BLOG

What to Expect Regarding Regulatory and Enforcement Priorities

As business in Colorado is settling into the third quarter of 2021, the State’s consumer/investor protection regulators have spent the spring and summer months signaling what to expect as to their ongoing regulatory and enforcement priorities.

It should come as no surprise that their priorities remain largely driven by the economic uncertainties and tumult arising from COVID-19 as well as from the cybersecurity threats resulting from the ever-increasing saturation of technology into every aspect of business. 

For example, when the Colorado Division of Securities (DOS) published its 2020-2021 Investment Adviser Examination Priorities, it identified COVID-19 disruptions at the top of the list. 

Specifically, the DOS confirmed its examination section would continue focusing on ensuring that State-licensed investment advisers and firms are addressing COVID-19-related challenges by implementing and maintaining comprehensive written procedures to:  

  • Ensure business continuity and succession planning in the event of prolonged remote work or the hospitalization, death, or unavailability of key personnel.  
  • Achieve and maintain cybersecurity despite increased electronic communications and a remote work environment. 
  • Effectively supervise the activities of all representatives, whether in-person or remote.  

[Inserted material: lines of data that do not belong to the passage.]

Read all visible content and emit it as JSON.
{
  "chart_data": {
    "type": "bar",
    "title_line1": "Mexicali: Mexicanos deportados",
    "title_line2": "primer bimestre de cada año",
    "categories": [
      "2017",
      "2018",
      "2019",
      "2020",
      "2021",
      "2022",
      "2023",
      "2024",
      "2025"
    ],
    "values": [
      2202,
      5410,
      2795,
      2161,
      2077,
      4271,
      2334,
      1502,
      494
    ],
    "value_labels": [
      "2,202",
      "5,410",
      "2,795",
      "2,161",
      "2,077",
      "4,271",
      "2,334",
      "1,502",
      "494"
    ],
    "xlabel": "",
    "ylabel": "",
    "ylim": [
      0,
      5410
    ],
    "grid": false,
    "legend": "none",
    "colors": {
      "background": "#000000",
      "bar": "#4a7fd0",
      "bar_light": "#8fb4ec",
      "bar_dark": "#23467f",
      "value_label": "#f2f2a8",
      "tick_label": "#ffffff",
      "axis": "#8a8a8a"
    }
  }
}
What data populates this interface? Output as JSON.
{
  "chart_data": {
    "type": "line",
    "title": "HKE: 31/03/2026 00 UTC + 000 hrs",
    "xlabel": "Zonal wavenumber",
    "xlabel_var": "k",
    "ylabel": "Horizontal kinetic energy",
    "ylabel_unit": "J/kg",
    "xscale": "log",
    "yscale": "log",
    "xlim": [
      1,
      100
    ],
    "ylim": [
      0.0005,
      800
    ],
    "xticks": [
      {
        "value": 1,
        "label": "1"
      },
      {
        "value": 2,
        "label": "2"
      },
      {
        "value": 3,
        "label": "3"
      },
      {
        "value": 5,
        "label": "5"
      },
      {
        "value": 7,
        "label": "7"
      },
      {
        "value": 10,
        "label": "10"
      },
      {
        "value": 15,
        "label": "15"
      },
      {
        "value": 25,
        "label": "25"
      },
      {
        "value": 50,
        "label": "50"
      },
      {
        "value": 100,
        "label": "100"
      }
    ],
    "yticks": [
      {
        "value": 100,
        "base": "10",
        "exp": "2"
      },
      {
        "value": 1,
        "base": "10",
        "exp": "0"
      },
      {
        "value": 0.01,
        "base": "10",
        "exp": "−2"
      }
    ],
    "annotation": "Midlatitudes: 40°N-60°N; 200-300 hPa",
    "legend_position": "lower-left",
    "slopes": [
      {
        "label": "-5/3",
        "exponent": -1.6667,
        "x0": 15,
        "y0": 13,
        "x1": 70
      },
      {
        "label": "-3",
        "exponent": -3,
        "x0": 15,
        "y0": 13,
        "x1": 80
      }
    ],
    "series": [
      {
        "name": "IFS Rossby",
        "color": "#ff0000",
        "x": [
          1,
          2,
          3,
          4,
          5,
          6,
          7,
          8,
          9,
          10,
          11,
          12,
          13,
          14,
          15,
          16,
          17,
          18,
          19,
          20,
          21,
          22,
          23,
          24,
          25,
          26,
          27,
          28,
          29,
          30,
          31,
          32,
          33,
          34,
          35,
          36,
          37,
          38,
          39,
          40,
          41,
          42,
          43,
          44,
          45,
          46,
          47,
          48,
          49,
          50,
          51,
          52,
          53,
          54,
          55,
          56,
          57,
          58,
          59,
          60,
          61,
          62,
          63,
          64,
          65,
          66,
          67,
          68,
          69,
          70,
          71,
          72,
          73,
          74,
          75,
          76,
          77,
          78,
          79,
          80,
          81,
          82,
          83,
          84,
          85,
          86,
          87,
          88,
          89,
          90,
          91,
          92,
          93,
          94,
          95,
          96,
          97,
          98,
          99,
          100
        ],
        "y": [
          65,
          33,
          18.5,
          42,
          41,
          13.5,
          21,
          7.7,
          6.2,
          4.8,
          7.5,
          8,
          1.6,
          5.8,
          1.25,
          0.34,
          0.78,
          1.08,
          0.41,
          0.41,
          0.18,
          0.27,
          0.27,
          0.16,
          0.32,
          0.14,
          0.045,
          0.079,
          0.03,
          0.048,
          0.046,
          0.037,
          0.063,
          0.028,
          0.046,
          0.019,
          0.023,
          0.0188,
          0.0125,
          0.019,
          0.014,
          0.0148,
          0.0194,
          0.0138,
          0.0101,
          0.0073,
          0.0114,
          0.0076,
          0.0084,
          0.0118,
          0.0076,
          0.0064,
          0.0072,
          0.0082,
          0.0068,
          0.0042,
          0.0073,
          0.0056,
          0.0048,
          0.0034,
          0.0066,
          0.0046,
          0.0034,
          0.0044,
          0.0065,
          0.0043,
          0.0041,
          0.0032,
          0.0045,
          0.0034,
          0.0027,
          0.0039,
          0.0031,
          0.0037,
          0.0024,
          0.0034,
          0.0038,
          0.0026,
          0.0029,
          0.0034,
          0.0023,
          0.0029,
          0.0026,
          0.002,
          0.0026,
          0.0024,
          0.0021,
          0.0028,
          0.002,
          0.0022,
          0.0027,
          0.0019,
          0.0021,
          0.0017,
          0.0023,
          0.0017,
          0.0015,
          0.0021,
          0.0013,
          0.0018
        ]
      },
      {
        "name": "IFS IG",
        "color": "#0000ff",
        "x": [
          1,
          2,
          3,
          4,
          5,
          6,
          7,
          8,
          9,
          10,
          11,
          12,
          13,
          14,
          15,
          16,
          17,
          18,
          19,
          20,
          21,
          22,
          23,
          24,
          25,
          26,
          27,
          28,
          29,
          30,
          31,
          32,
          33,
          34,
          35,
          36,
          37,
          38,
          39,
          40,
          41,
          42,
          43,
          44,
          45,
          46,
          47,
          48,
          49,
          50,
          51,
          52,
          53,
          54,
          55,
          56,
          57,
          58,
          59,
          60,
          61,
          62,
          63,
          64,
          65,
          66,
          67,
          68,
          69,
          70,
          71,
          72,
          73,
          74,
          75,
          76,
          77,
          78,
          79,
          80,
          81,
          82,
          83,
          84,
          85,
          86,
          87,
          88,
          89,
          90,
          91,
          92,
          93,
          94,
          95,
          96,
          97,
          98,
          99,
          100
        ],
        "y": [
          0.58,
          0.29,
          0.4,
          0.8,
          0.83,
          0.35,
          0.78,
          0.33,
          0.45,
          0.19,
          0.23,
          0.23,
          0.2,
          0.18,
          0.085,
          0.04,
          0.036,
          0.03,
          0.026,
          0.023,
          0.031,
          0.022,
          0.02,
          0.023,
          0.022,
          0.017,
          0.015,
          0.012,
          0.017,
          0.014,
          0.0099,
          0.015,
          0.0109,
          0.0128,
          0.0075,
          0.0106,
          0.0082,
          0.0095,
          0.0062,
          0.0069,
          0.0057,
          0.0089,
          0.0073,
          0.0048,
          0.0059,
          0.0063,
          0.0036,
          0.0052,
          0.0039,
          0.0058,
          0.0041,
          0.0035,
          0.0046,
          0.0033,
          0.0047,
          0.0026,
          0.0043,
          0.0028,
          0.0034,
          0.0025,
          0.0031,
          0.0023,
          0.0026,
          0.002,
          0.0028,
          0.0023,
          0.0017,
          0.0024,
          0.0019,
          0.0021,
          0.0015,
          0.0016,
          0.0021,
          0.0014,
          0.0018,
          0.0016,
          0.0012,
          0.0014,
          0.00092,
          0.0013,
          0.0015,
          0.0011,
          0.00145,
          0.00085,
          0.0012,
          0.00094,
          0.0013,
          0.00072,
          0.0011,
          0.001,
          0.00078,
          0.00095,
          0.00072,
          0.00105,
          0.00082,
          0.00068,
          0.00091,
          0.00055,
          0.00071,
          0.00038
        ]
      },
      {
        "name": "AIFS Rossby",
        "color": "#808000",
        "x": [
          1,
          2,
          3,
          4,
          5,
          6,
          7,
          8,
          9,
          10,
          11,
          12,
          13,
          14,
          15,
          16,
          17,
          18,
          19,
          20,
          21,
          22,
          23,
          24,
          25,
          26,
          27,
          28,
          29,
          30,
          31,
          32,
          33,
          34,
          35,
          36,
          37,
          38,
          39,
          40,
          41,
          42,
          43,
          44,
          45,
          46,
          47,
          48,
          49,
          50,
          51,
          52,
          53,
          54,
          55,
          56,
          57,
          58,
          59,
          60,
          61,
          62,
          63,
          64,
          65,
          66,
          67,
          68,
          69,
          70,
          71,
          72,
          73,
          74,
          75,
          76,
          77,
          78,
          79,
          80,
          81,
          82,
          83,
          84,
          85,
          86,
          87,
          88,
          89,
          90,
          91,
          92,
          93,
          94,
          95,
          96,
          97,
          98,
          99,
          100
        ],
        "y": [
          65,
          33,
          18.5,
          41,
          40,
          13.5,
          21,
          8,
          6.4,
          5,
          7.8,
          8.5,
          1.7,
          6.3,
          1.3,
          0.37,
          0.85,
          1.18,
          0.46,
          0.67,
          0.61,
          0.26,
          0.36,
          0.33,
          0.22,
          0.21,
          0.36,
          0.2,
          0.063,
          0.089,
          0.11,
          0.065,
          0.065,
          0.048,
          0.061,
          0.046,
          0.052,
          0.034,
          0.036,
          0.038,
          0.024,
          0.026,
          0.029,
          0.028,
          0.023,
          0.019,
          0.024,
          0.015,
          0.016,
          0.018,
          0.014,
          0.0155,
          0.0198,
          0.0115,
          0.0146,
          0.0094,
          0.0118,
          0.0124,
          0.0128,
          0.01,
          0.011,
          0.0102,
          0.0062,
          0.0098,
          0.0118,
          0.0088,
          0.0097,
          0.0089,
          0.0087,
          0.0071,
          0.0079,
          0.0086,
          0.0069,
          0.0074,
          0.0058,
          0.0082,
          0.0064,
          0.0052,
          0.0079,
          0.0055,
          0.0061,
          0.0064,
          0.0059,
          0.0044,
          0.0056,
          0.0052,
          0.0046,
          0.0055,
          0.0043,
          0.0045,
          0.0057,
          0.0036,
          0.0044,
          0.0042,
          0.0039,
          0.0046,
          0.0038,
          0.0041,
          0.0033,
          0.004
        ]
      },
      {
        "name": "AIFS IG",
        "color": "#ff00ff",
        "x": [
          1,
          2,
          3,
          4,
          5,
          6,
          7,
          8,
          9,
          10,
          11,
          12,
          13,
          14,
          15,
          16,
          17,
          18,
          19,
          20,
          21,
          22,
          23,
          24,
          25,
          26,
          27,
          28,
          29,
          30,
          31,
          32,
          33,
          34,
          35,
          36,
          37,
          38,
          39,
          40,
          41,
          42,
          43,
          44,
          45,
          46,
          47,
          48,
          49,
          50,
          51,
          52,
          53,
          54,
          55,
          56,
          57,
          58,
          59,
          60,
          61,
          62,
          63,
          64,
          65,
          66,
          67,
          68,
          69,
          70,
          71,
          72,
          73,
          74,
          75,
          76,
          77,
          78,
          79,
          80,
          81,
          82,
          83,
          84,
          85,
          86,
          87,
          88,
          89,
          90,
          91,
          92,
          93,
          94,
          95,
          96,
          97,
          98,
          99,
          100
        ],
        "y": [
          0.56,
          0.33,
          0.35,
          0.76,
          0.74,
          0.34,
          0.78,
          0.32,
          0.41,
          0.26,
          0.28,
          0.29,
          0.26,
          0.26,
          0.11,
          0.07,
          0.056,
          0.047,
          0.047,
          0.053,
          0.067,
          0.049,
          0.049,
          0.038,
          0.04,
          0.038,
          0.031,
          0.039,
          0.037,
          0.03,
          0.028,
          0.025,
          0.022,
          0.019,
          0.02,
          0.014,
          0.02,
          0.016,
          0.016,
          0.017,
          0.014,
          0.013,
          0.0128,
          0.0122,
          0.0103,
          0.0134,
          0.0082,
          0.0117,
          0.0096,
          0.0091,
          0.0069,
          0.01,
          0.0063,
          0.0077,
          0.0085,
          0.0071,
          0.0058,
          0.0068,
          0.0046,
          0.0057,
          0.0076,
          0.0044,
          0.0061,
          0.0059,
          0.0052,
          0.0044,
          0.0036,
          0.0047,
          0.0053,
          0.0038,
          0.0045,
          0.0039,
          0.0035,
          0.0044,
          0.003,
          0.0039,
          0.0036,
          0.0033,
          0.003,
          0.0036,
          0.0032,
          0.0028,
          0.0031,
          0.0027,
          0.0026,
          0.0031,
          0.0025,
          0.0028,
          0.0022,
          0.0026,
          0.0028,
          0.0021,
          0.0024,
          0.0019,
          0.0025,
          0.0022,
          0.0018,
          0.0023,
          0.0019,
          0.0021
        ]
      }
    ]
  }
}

Investment advisers and firms must thus continue to keep these priorities front of mind, just as they did this past year.  

Confirming its ongoing enforcement priorities as well, in recognition of National Consumer Protection Week in March, the DOS also announced its list of the top investor threats for 2021 as determined by regulators across the country as well as in Canada and Mexico.

The top three on that list – (1) schemes promoted through online and social media activity; (2) schemes involving investments in precious metals and cryptocurrencies; and (3) foreign exchange-related schemes – involve relatively new but nonetheless prevalent technologies combined with the lingering economic uncertainty of the COVID-19 era.

Colorado’s Securities Commissioner Tung Chan explained that investors hoping to supplement income lost as a result of the pandemic are particularly susceptible to these sorts of schemes offering the promise of high returns. Commissioner Chan noted, “during times like these, unscrupulous scammers will play on our economic worries more than ever with promises of no-risk high returns.”

Businesses engaged in legitimate fundraising activity in 2021 must now more than ever prioritize careful and consistent messaging on social media platforms and transparency in identifying risks and projecting rewards. 

Cementing the State’s prioritization of cybersecurity and the protection of consumers’ private information in the transaction of business in Colorado, on July 7, Governor Jared Polis signed the Colorado Privacy Act (CPA) into law. Colorado thus became the third state – behind California and Virginia – to enact a comprehensive data privacy law.

While the CPA does not go into effect until January 1, 2023, its enactment confirms that Colorado’s business community must expect cybersecurity to remain a top regulatory and enforcement priority for years to come.

Indeed, the enforcement of the CPA falls on the Colorado Attorney General and the State’s district attorneys, not on private litigants – which likely portends robust regulation and enforcement.  

While details about how businesses will need to implement the CPA’s requirements and how the regulators will need to enforce them remain to be fleshed out through the Attorney General’s rule-making process, the statute itself provides some important takeaways for businesses.

First, the CPA is likely to cover many of the State’s businesses and nonprofits. Specifically, the CPA will generally apply to business entities and nonprofit organizations that conduct business in the State or produce or deliver commercial products or services that are intentionally targeted to Colorado residents, and that meet one or both of the following thresholds: controlling or processing the personal data of 100,000 or more Colorado residents during a calendar year; or both deriving revenue or receiving discounts from selling personal data and processing or controlling the personal data of 25,000 or more Colorado residents.

Second, the CPA gives Colorado consumers the right to access, correct, delete, and obtain a copy of their personal data from such business entities and nonprofit organizations.

Further, the CPA gives Colorado consumers the right to opt out of the sale of their personal data, as well as from targeted advertising and profiling.

These two takeaways alone provide Colorado business with much to consider and prepare for in advance of January 1, 2023.